Am WRG kann Latein ab der 6. Klasse als 2. Fremdsprache erlernt werden. Wer sich zunächst lieber für Französisch entscheidet, kann Latein immer noch zu Beginn der 9. Klasse als 3. Fremdsprache wählen. Das Latinum ist ein bundeseinheitlich anerkannter Abschluss. Es wird an manchen Universitäten für das Studium naturwissenschaftlicher oder geisteswissen-schaftlicher Fächer, romanischer Fremdsprachen oder Theologie verlangt. Am Gymnasium wird das Latinum von dem Schüler nach 5 Jahren Lateinunterricht (bei einer mindestens ausreichenden Leistung) erworben und mit dem Abiturzeugnis verliehen.

Warum Latein lernen?

Wer Latein lernt, beschäftigt sich mit den Wurzeln der europäischen Kultur. Die europäische Wertegemeinschaft und Gesellschaft ist aus der Vergangenheit heraus geprägt: Im Lateinunterricht lernen die Schülerinnen und Schüler in der Beschäftigung mit dem Gedankengut der Griechen und Römer in dieser Tradition zu denken: So hat sich zum Beispiel schon Cicero die Frage nach der idealen Staatsform gestellt. Der Philosoph Seneca setzte sich mit möglichen Wegen zu einem erfüllten Leben, der Frage nach dem Wesen wahrer Freundschaft, sowie dem richtigen Umgang mit der Zeit auseinander. Fragen von bleibendem Wert werden aufgegriffen und neu durchdacht. Doch nicht nur in unserer Kultur, sondern auch in unserer Sprache, wie in vielen modernen Fremdsprachen lebt das Lateinische weiter: im Italienischen, Spanischen, Französischen und Englischen. Finden sich in ihrem Badezimmer Nivea (niveus: schneeweiß), Zahnpasta von Dentagard (dens, dentis: Zahn), Labello (labellum: Lippen) oder ein Fructis Haarshampoo (fructus: die Frucht)? Neben Fremd- und Lehnwörtern greifen auch viele Produkte, die wir täglich nutzen direkt oder indirekt auf das Lateinische zurück.

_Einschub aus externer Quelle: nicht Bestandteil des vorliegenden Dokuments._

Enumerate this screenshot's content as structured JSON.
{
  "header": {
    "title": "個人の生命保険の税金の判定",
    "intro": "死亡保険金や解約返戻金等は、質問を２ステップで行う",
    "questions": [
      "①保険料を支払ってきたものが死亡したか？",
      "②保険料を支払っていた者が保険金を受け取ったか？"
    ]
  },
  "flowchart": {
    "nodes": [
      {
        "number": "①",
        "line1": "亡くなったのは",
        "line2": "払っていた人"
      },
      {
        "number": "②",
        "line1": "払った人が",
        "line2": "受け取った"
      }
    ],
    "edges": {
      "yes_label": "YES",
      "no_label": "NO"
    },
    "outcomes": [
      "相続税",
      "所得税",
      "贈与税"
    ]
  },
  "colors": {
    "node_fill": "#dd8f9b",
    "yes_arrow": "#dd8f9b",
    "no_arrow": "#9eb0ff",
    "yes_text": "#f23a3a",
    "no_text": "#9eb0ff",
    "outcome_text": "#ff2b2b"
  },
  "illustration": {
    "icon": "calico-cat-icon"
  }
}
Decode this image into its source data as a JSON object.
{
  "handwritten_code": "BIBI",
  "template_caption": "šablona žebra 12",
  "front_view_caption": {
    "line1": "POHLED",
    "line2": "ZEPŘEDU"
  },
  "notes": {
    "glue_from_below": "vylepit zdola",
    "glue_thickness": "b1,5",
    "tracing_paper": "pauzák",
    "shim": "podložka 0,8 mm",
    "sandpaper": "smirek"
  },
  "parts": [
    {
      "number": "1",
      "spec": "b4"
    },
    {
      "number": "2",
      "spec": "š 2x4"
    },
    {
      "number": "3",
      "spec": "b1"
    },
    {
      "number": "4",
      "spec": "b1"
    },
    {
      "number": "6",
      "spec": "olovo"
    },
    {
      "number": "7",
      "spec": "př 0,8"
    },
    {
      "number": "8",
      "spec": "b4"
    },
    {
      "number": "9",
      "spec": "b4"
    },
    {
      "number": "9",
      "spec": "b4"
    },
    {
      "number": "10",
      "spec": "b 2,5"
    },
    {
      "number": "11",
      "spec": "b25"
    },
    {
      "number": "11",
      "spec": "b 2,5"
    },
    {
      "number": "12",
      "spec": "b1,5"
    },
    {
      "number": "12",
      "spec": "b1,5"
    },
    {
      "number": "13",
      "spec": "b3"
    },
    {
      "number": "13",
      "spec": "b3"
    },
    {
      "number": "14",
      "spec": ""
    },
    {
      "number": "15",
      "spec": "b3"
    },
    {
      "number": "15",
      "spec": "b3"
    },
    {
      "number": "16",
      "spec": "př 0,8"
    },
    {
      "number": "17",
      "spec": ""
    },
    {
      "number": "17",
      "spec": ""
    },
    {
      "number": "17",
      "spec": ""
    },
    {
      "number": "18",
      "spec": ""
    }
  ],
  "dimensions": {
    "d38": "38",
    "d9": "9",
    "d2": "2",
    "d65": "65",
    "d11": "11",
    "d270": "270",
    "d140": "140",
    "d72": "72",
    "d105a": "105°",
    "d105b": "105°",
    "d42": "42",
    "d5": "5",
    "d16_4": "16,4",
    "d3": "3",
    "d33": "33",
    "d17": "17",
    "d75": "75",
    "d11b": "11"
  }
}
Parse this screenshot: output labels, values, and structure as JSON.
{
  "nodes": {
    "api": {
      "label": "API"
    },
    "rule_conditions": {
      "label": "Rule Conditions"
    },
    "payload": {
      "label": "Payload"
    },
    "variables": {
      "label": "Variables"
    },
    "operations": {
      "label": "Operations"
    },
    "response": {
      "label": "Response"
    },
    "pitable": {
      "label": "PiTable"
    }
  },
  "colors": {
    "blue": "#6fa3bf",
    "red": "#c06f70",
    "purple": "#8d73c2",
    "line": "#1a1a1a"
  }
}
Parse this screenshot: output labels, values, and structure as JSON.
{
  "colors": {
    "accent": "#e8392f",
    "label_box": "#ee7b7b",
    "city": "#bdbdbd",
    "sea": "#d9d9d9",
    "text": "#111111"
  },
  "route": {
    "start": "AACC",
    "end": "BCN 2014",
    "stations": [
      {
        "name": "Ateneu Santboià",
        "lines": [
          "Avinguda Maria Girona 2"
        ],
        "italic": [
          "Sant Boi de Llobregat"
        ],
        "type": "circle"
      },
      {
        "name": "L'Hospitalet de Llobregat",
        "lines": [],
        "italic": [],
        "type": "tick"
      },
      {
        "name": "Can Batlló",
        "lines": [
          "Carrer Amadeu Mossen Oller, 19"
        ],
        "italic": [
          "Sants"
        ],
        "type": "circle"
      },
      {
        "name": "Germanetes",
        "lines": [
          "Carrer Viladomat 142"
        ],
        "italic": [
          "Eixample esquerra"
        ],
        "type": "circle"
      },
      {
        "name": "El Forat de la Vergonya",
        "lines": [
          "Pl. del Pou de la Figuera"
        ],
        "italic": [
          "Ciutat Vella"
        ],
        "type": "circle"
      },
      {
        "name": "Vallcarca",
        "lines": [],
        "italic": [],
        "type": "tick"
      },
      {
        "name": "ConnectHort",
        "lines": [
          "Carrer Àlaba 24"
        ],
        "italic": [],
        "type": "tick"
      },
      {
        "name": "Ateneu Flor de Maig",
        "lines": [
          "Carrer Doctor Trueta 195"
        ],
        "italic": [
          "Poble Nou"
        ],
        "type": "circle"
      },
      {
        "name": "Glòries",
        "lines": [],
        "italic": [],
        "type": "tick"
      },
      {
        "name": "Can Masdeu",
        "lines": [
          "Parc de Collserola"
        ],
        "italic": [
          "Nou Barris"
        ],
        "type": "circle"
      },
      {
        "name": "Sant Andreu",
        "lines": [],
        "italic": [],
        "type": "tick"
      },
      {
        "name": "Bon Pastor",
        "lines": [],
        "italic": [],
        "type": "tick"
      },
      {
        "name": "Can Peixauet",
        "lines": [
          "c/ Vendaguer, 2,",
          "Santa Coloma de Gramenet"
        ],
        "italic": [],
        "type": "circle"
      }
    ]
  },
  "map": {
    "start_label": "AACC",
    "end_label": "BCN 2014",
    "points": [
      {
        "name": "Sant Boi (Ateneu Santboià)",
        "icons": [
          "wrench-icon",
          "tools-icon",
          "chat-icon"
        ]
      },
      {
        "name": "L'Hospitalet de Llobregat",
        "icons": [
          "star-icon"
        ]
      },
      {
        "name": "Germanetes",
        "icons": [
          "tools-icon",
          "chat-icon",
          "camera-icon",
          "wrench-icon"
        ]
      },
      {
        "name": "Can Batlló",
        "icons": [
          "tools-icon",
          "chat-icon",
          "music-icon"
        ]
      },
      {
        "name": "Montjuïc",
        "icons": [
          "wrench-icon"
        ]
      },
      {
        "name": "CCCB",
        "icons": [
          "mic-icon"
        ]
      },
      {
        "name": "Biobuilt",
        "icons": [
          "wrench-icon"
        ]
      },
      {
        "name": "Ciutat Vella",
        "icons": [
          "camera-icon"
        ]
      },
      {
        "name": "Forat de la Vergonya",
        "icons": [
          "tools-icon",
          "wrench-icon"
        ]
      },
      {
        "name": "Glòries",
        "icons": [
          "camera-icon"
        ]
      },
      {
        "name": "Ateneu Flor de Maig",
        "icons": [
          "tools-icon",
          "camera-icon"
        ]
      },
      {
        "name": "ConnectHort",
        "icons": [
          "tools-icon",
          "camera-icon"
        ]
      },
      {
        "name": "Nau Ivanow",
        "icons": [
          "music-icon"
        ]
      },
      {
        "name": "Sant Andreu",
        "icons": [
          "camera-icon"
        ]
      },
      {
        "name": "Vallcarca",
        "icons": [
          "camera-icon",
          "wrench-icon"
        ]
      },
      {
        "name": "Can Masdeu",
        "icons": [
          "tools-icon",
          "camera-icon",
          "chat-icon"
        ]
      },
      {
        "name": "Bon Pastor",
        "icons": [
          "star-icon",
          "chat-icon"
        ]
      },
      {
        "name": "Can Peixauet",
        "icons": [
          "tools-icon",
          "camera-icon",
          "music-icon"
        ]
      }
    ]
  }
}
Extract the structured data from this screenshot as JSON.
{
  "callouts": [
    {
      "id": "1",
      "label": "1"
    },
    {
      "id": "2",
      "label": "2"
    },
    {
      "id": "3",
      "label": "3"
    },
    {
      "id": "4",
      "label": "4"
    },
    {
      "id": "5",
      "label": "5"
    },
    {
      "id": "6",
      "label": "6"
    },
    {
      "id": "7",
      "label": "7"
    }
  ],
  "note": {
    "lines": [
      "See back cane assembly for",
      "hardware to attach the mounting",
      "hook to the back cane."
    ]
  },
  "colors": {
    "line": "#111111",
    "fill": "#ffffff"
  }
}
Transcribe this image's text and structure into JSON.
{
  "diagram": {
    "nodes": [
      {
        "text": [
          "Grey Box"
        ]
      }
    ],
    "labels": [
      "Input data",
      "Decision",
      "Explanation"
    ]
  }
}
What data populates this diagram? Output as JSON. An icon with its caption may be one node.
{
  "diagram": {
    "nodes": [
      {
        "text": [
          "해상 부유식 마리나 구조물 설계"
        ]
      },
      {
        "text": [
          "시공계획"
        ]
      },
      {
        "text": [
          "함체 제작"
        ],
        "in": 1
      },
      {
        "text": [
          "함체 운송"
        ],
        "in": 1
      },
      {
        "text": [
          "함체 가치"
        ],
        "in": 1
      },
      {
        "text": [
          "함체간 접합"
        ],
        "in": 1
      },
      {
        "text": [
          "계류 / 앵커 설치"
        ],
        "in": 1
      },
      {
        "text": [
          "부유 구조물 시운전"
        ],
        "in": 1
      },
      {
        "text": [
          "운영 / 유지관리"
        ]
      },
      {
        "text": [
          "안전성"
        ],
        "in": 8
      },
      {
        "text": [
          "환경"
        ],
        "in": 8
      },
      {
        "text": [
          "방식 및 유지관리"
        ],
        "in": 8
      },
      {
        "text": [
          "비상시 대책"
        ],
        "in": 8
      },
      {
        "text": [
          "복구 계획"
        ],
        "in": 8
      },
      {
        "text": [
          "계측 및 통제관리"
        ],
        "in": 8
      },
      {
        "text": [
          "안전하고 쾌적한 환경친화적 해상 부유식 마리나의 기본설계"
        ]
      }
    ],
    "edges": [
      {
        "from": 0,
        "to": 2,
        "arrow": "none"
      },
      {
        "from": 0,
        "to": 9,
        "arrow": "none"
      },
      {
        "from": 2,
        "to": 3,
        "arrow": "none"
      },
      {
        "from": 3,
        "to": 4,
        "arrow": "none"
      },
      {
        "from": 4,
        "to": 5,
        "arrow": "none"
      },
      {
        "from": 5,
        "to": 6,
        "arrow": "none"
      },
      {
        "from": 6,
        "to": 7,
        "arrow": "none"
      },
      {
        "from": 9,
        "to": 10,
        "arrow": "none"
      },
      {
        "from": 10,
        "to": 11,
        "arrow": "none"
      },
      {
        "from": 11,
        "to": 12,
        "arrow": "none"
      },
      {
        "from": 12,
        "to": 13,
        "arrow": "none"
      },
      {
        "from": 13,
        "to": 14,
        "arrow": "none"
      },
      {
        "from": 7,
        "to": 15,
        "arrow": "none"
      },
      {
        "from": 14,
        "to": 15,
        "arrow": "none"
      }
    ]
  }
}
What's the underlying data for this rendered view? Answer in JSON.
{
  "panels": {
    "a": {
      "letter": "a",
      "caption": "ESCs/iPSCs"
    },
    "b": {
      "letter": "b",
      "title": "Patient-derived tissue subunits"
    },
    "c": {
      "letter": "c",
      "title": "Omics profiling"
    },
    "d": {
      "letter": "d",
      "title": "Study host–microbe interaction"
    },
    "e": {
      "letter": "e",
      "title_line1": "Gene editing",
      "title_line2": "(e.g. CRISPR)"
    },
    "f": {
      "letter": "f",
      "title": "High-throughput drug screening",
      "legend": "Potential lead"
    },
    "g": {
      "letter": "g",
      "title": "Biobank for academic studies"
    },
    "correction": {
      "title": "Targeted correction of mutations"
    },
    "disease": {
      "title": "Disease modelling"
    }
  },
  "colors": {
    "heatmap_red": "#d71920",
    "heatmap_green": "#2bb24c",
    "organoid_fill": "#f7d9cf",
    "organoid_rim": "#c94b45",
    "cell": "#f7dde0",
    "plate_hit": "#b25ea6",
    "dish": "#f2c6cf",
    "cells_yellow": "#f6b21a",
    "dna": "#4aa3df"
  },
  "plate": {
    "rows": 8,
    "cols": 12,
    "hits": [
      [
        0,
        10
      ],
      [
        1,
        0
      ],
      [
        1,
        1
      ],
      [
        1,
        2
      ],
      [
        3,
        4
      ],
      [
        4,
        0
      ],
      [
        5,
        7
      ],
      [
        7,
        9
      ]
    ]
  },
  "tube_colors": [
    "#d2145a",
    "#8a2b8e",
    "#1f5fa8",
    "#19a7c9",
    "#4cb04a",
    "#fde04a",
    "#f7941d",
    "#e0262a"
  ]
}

Nicht nur in diesem Sinne ist Lateinunterricht zugleich Deutschunterricht. Beim Übersetzen wird ein kleines Stück Sprache unter die Lupe genommen. Das Lateinische soll nicht nur grammatikalisch korrekt, sondern auch inhaltlich verständlich wiedergegeben werden. Auf diese Weise trainiert der Lateinunterricht neben der Konzentration und Genauigkeit zu beobachten und zu analysieren, die Fähigkeit die deutsche Sprache treffsicher und überlegt zu verwenden.

Wie wird Latein gelernt?

Inhaltlich werfen die Schülerinnen und Schüler zunächst einen Blick in den Alltag der römischen Antike: Wie lebte es sich auf dem Land, bzw. in der Stadt Rom? Sie lernen das Gesellschaftssystem der Römer, ihre Götter, Mythen und ihre Geschichte kennen. Im Gegensatz zum Französischen hat das Erlernen des Lateinischen nicht das Ziel sich in dieser Sprache verständigen zu können. Das Lateinische wird zwar im Vorlesen im Unterricht zu Gehör gebracht, die Auseinandersetzung mit den lateinischen Texten erfolgt jedoch auf Deutsch. Durch Beobachtung und Analyse werden grammatikalische Regeln aufgestellt und Inhalte sinntragend wieder-gegeben. Das heißt, dass die Schülerinnen und Schüler Latein auch schriftlich nicht eigenständig formulieren müssen, sondern übersetzen. Grundsätzlich kommt ein historisches Interesse an Leben und Denken der Römer dem Erlernen des Lateinischen entgegen. Ausdauer beim Erlernen von Vokabeln wie Grammatik erfordert das Lateinische ebenso wie das Französische.

Ohne Fleiß keinen Preis: Die literarische Studienfahrt nach Rom war im Sommer 2015 eine willkommene Abwechslung vom Unterricht im Klassenzimmer.